Radek provided the pretext for the purge on massive scale with his testimony that there was a “third organization separate from the cadres which had passed through [Trotsky’s] school” as well as “semi-Trotskyites, quarter-Trotskyites, one-eighth-Trotskyites, people who helped us, not knowing of the terrorist organization but sympathizing with us, people who from liberalism, from a Fronde against the Party, gave us this help.”
By the third organization, he meant the last remaining former opposition group called Rightists led by Bukharin, whom he implicated by saying: “I feel guilty of one thing more: even after admitting my guilt and exposing the organisation, I stubbornly refused to give evidence about Bukharin. I knew that Bukharin’s situation was just as hopeless as my own, because our guilt, if not juridically, then in essence, was the same. But we are close friends, and intellectual friendship is stronger than other friendships. I knew that Bukharin was in the same state of upheaval as myself. That is why I did not want to deliver him bound hand and foot to the People’s Commissariat of Home Affairs. Just as in relation to our other cadres, I wanted Bukharin himself to lay down his arms.”

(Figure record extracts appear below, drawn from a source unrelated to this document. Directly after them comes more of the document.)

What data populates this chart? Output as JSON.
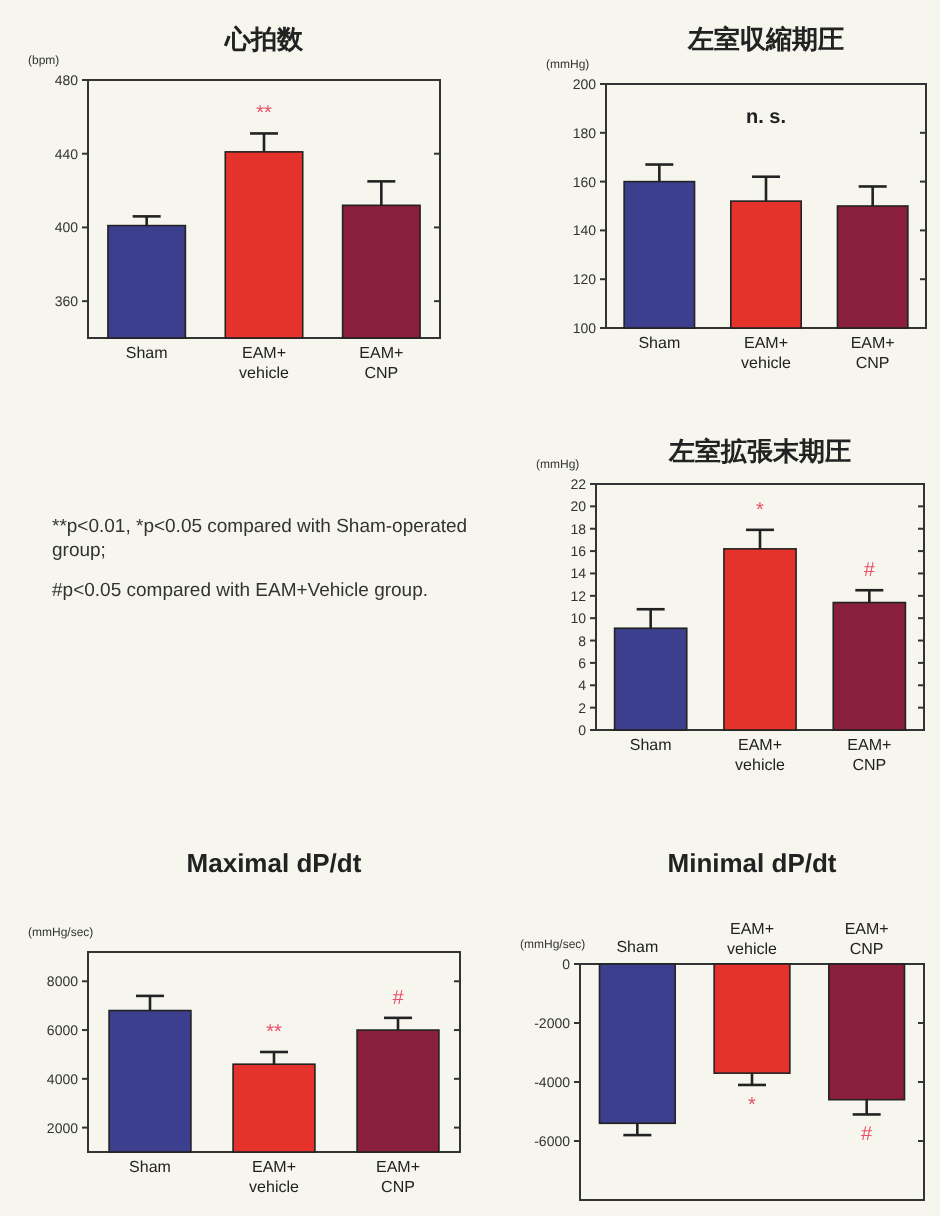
{
  "chart_data": [
    {
      "type": "bar",
      "title": "心拍数",
      "ylabel": "(bpm)",
      "categories": [
        "Sham",
        "EAM+ vehicle",
        "EAM+ CNP"
      ],
      "values": [
        401,
        441,
        412
      ],
      "errors": [
        5,
        10,
        13
      ],
      "colors": [
        "#3b3f8e",
        "#e5322b",
        "#8a1f3c"
      ],
      "ylim": [
        340,
        480
      ],
      "yticks": [
        360,
        400,
        440,
        480
      ],
      "annotations": [
        {
          "text": "**",
          "x": "EAM+ vehicle",
          "y": 441
        }
      ]
    },
    {
      "type": "bar",
      "title": "左室収縮期圧",
      "ylabel": "(mmHg)",
      "categories": [
        "Sham",
        "EAM+ vehicle",
        "EAM+ CNP"
      ],
      "values": [
        160,
        152,
        150
      ],
      "errors": [
        7,
        10,
        8
      ],
      "colors": [
        "#3b3f8e",
        "#e5322b",
        "#8a1f3c"
      ],
      "ylim": [
        100,
        200
      ],
      "yticks": [
        100,
        120,
        140,
        160,
        180,
        200
      ],
      "annotations": [
        "n. s."
      ]
    },
    {
      "type": "other",
      "annotations": [
        "**p<0.01, *p<0.05 compared with Sham-operated group;",
        "#p<0.05 compared with EAM+Vehicle group."
      ]
    },
    {
      "type": "bar",
      "title": "左室拡張末期圧",
      "ylabel": "(mmHg)",
      "categories": [
        "Sham",
        "EAM+ vehicle",
        "EAM+ CNP"
      ],
      "values": [
        9.1,
        16.2,
        11.4
      ],
      "errors": [
        1.7,
        1.7,
        1.1
      ],
      "colors": [
        "#3b3f8e",
        "#e5322b",
        "#8a1f3c"
      ],
      "ylim": [
        0,
        22
      ],
      "yticks": [
        0,
        2,
        4,
        6,
        8,
        10,
        12,
        14,
        16,
        18,
        20,
        22
      ],
      "annotations": [
        {
          "text": "*",
          "x": "EAM+ vehicle",
          "y": 16.2
        },
        {
          "text": "#",
          "x": "EAM+ CNP",
          "y": 11.4
        }
      ]
    },
    {
      "type": "bar",
      "title": "Maximal dP/dt",
      "ylabel": "(mmHg/sec)",
      "categories": [
        "Sham",
        "EAM+ vehicle",
        "EAM+ CNP"
      ],
      "values": [
        6800,
        4600,
        6000
      ],
      "errors": [
        600,
        500,
        500
      ],
      "colors": [
        "#3b3f8e",
        "#e5322b",
        "#8a1f3c"
      ],
      "ylim": [
        1000,
        9200
      ],
      "yticks": [
        2000,
        4000,
        6000,
        8000
      ],
      "annotations": [
        {
          "text": "**",
          "x": "EAM+ vehicle",
          "y": 4600
        },
        {
          "text": "#",
          "x": "EAM+ CNP",
          "y": 6000
        }
      ]
    },
    {
      "type": "bar",
      "title": "Minimal dP/dt",
      "ylabel": "(mmHg/sec)",
      "categories": [
        "Sham",
        "EAM+ vehicle",
        "EAM+ CNP"
      ],
      "values": [
        -5400,
        -3700,
        -4600
      ],
      "errors": [
        400,
        400,
        500
      ],
      "colors": [
        "#3b3f8e",
        "#e5322b",
        "#8a1f3c"
      ],
      "ylim": [
        -8000,
        0
      ],
      "yticks": [
        -6000,
        -4000,
        -2000,
        0
      ],
      "annotations": [
        {
          "text": "*",
          "x": "EAM+ vehicle",
          "y": -3700
        },
        {
          "text": "#",
          "x": "EAM+ CNP",
          "y": -4600
        }
      ]
    }
  ]
}
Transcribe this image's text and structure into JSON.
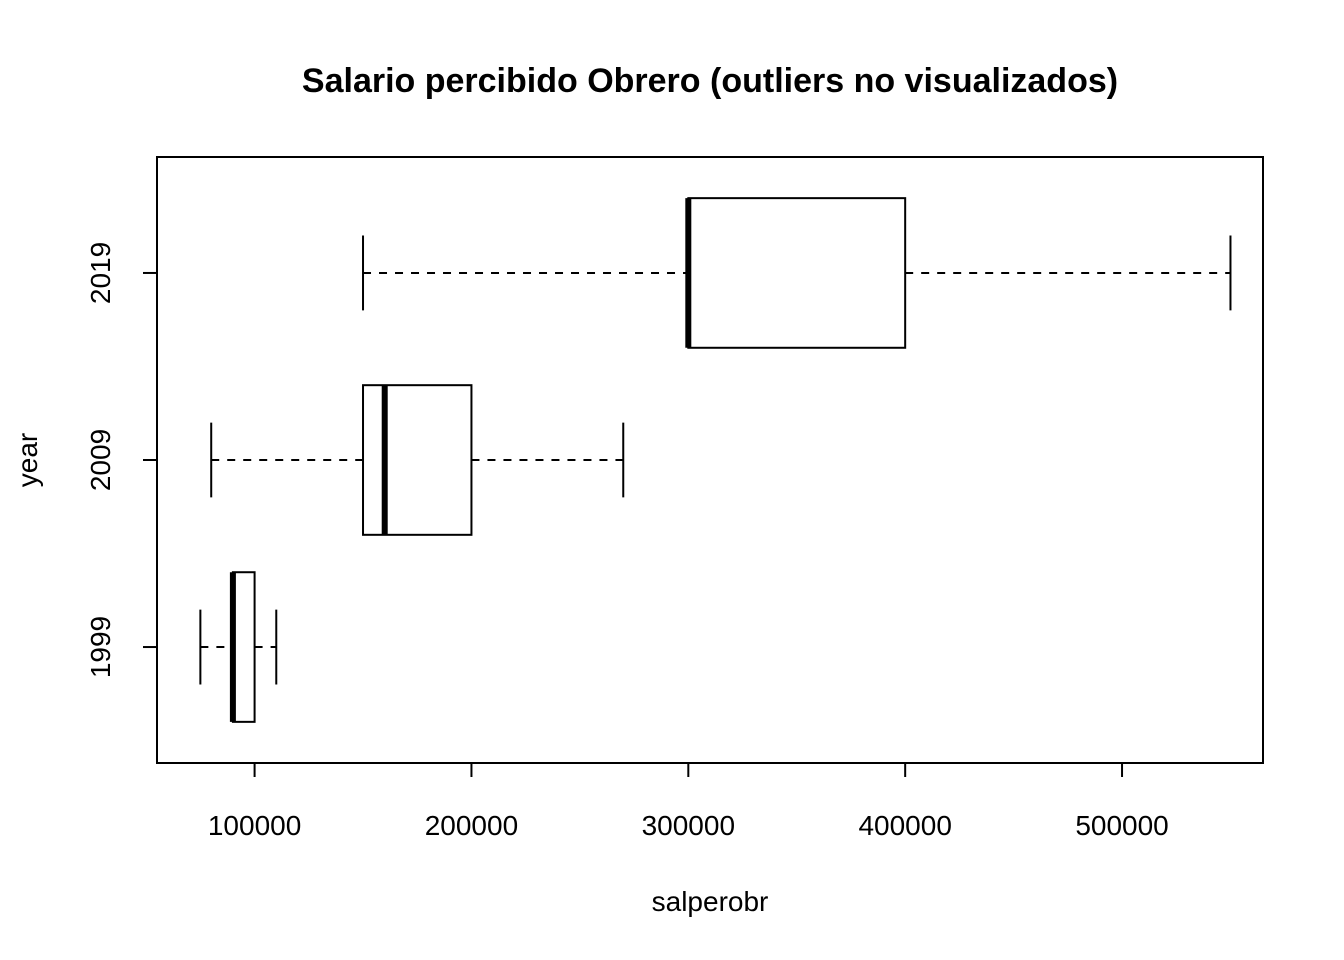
{
  "chart_data": {
    "type": "boxplot",
    "orientation": "horizontal",
    "title": "Salario percibido Obrero (outliers no visualizados)",
    "xlabel": "salperobr",
    "ylabel": "year",
    "xlim": [
      55000,
      565000
    ],
    "x_ticks": [
      100000,
      200000,
      300000,
      400000,
      500000
    ],
    "x_tick_labels": [
      "100000",
      "200000",
      "300000",
      "400000",
      "500000"
    ],
    "categories": [
      "1999",
      "2009",
      "2019"
    ],
    "boxes": [
      {
        "label": "1999",
        "whisker_low": 75000,
        "q1": 90000,
        "median": 90000,
        "q3": 100000,
        "whisker_high": 110000
      },
      {
        "label": "2009",
        "whisker_low": 80000,
        "q1": 150000,
        "median": 160000,
        "q3": 200000,
        "whisker_high": 270000
      },
      {
        "label": "2019",
        "whisker_low": 150000,
        "q1": 300000,
        "median": 300000,
        "q3": 400000,
        "whisker_high": 550000
      }
    ],
    "grid": false,
    "legend": "none"
  }
}
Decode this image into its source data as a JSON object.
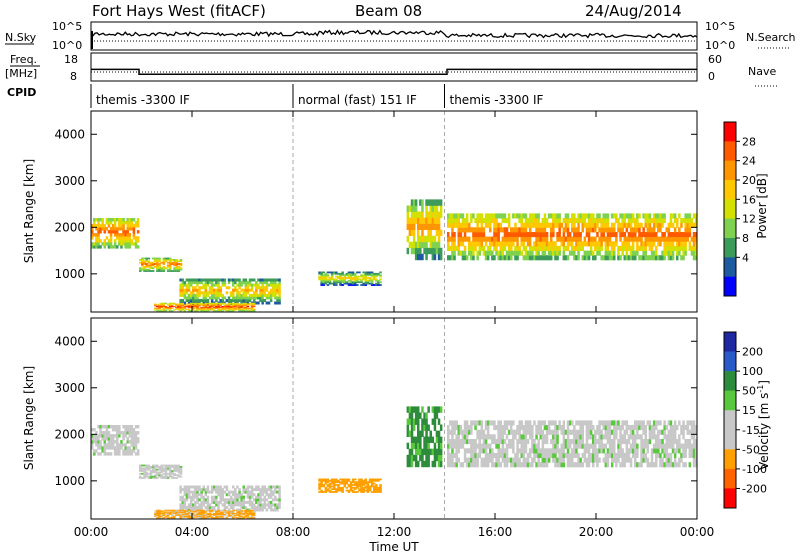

At the time, many Western observers who attended the trials said that they were fair and that the guilt of the accused had been established. They based this assessment on the confessions of the accused, which were freely given in open court, without any apparent evidence that they had been extracted by torture or drugging. Joseph E. Davies, the U.S. ambassador, wrote in Mission to Moscow:
In view of the character of the accused, their long terms of service, their recognized distinction in their profession, their long-continued loyalty to the Communist cause, it is scarcely credible that their brother officers…should have acquiesced in their execution, unless they were convinced that these men had been guilty of some offense.* It is generally accepted by members of the Diplomatic Corps that the accused must have been guilty of an offense which in the Soviet Union would merit the death penalty.


 

The Bukharin trial six months later developed evidence which, if true, more than justified this action. Undoubtedly those facts were all full known to the military court at this time.”